Он задремал. А когда вдруг проснулся, было пять. Ее не было рядом. Он нашел ее в сосгдней комнате – накинув на плечи мужское пальто, она глядела в окно, опершись локтями о подоконник. Не надевая туфель, он подошел и обнял ее за плечи.
– Не спишь?
Она не пошевелилась. Лицо ее совсем растаяло, слезы залили щеки. Он не знал, что сказать ей. Фонарь на улице теперь сиял, туман рассеялся.
– Все кончено, – прошептала она.
– Откуда ты можешь знать?!
– Я чувствую. В шесть пойду позвоню в больницу, но я и так чувствую.
Лицо ее сморщилось, из закрытых глаз снова потекли слезы.
– Ты иди, Джонни. Дома, наверное, беспокоятся о тебе.
Дрожа от холода, он оделся, поглядывая на пустые бутылки на полу, – иные из них стояли по стойке смирно, иные лежали. Надел фуражку с белым верхом, погладил плачущую по сгорбленной спине, сказал:
«Помоги тебе бог» – и поднялся на тротуар. Было темно, как ночью. Он поглядел на ее лицо – смутное пятно, белевшее внизу за запотевшим стеклом, махнул ей рукой и пошел прочь.
Дойдя до Угольной гавани, он остановился на середине железнодорожного моста и положил ладони на мокрые перила. В шести милях от него, на другой стороне спокойного залива, мерцала по берегу цепочка оранжевых огней, а дальше на запад в зеркале облака рдело свечение ночного города. В воде залива, черной, как нефть, отражался ходовой огонь угольной баржи. Он глубоко вдыхал сырой холодный воздух и помаргивал зудевшими с недосыпу веками.
– И все‑таки я люблю тебя, стерву, – негромко сказал он. Потом выпрямился, приложил ладони ко рту наподобие мегафона и дико проорал над заливом: – А ты меня любишь?
Под нависшим зеркалом облаков далеко простирался город.
Он погладил камень перил и вспомнил: «Да будет мирен твой последний сон и путь к твоей могиле проторен» – и зашагал домой, заломив фуражку, размахивая руками, высоко держа голову. Медленное колесо света выводило строку за строкой на воде главной гавани. Вдалеке, на отмели Киш, равномерно вспыхивал и гас луч маяка. Единственным звуком, провожавшим его до самого дома, был слабый и отдаленный гул вроде пчелиного – утренний рейс за море с дублинского аэродрома.
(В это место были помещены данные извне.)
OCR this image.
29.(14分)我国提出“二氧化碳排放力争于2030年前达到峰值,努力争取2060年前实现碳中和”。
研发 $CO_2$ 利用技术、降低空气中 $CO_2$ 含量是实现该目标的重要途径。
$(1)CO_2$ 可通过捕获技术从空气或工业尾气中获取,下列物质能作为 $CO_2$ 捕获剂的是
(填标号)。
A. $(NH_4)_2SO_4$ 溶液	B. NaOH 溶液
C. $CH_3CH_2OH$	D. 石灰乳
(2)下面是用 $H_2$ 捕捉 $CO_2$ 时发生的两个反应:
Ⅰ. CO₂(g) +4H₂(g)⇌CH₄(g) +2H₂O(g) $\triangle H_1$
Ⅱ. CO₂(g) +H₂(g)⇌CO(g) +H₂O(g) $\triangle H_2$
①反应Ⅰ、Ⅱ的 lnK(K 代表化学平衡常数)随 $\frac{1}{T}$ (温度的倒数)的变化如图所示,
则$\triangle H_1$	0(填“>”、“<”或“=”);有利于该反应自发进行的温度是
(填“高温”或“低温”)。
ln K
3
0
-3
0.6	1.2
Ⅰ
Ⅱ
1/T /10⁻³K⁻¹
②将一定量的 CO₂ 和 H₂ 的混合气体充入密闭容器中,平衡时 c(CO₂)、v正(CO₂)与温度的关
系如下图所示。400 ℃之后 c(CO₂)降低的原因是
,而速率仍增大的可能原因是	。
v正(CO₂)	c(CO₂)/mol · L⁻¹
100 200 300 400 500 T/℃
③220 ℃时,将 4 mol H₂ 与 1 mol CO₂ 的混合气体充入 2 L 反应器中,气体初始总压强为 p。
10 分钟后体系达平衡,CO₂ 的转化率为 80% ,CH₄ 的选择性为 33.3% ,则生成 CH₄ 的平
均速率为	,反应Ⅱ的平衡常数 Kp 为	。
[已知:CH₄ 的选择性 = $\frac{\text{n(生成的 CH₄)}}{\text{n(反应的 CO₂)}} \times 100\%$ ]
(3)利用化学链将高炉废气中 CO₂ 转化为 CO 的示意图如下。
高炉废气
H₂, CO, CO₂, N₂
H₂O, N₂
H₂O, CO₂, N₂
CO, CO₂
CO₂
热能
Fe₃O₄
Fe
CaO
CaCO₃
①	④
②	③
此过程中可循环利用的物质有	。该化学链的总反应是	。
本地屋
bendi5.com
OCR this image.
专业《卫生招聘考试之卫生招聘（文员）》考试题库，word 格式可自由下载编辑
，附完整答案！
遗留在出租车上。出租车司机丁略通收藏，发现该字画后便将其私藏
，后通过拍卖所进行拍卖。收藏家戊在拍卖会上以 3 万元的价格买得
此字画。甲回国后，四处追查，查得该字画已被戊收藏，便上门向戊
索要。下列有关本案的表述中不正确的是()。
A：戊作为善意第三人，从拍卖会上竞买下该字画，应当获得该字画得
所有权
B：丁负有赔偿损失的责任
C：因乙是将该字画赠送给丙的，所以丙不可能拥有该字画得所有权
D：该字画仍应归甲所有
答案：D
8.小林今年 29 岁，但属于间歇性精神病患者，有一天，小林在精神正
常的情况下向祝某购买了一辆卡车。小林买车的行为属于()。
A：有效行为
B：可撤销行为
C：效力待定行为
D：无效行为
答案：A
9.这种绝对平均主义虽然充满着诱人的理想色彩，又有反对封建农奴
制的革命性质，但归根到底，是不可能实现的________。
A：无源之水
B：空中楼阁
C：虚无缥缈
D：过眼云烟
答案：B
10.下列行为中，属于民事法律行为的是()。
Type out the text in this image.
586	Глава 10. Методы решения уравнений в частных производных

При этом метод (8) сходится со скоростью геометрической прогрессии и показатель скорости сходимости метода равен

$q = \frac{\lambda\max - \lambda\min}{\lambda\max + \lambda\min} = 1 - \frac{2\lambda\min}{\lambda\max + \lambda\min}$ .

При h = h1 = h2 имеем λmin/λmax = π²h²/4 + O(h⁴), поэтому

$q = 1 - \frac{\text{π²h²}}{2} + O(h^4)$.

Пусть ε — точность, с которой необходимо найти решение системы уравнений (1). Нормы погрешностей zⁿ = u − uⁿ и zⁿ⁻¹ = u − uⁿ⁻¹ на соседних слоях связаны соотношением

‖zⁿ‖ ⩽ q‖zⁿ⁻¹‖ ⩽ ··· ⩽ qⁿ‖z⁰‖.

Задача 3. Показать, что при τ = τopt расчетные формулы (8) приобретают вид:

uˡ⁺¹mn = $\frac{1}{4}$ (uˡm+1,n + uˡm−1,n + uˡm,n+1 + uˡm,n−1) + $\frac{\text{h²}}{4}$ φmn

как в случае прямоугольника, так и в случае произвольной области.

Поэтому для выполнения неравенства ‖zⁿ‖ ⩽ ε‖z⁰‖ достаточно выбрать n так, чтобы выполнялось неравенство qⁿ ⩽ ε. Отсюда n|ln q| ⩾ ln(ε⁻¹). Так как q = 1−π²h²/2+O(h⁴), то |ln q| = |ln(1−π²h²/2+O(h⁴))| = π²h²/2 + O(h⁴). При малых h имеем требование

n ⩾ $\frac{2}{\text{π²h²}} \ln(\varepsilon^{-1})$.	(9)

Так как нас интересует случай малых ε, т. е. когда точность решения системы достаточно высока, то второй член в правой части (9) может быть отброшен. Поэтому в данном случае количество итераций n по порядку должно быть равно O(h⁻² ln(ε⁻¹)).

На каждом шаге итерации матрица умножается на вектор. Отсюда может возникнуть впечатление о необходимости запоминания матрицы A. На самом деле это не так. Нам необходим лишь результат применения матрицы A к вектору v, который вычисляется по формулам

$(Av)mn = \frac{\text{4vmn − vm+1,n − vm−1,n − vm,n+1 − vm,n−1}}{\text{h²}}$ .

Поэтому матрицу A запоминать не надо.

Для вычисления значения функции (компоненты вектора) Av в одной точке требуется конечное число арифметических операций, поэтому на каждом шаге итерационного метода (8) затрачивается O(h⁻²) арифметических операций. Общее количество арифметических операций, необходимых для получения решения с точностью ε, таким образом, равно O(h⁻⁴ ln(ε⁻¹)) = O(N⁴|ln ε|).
Когда он пробирался к себе, сверху донесся шепот:
– У тебя все в порядке, милый?
– Да, мама!
– Папа спит.
– Хорошо, мама.
– Ложись спать, солнышко.
– Да, мам. Я буду спать, спать, спать.
УМНИК (Перевод П. Карпа)
И конца было не видать мелкому дождику, когда под вечер Том Кеннеди вылез из автобуса и оказался на Главной улице Кунлеена; здесь, в монастырском колледже, или попросту МОК’е, предстояло ему начать жизнь учителя. На дождик он и внимания не обратил. Окинул взором городишко, посмотрел на часы: до того, как все закроют, оставалось ровно семьдесят минут. Попросил водителя показать, если не трудно, где тут гостиница. Водитель улыбнулся. Нет, не трудно. Гостиницы нет. Впрочем, комнату можно снять на этой же улице, вон в том высоком доме, который старая миссис Гестон именует пансионом. «Только больше соверена ей не давайте. Жильцов у нее в пансионе отродясь не бывало».
Взяв свечку, старуха привела его в комнату под самой крышей, сырую и холодную, точно склеп. Покончив с этим, он тотчас вышел, тоскливо огляделся и заскочил в первую же пивную утопить досаду. Телеграмма от настоятеля «Выезжайте занятия завтра» означала одно из двух: либо кто‑то уже до него приезжал, увидал Кунлеен и плюнул на это дело, либо сюда вообще никто ехать не желал. Покамест бармен не погасил масляные лампы, он пил не переставая, потом вскарабкался к себе в комнату, вывернул на кровать все, что было в карманах, и дрожащими руками сосчитал монеты, прикидывая, хватит ли на обратный билет до Дублина. Выяснилось, что от пяти фунтов, с которыми он ехал, уцелело одиннадцать шиллингов и два пенни, и теперь он взирал на свое прошлое и свое будущее сквозь туман, окутавший фонарь за окном…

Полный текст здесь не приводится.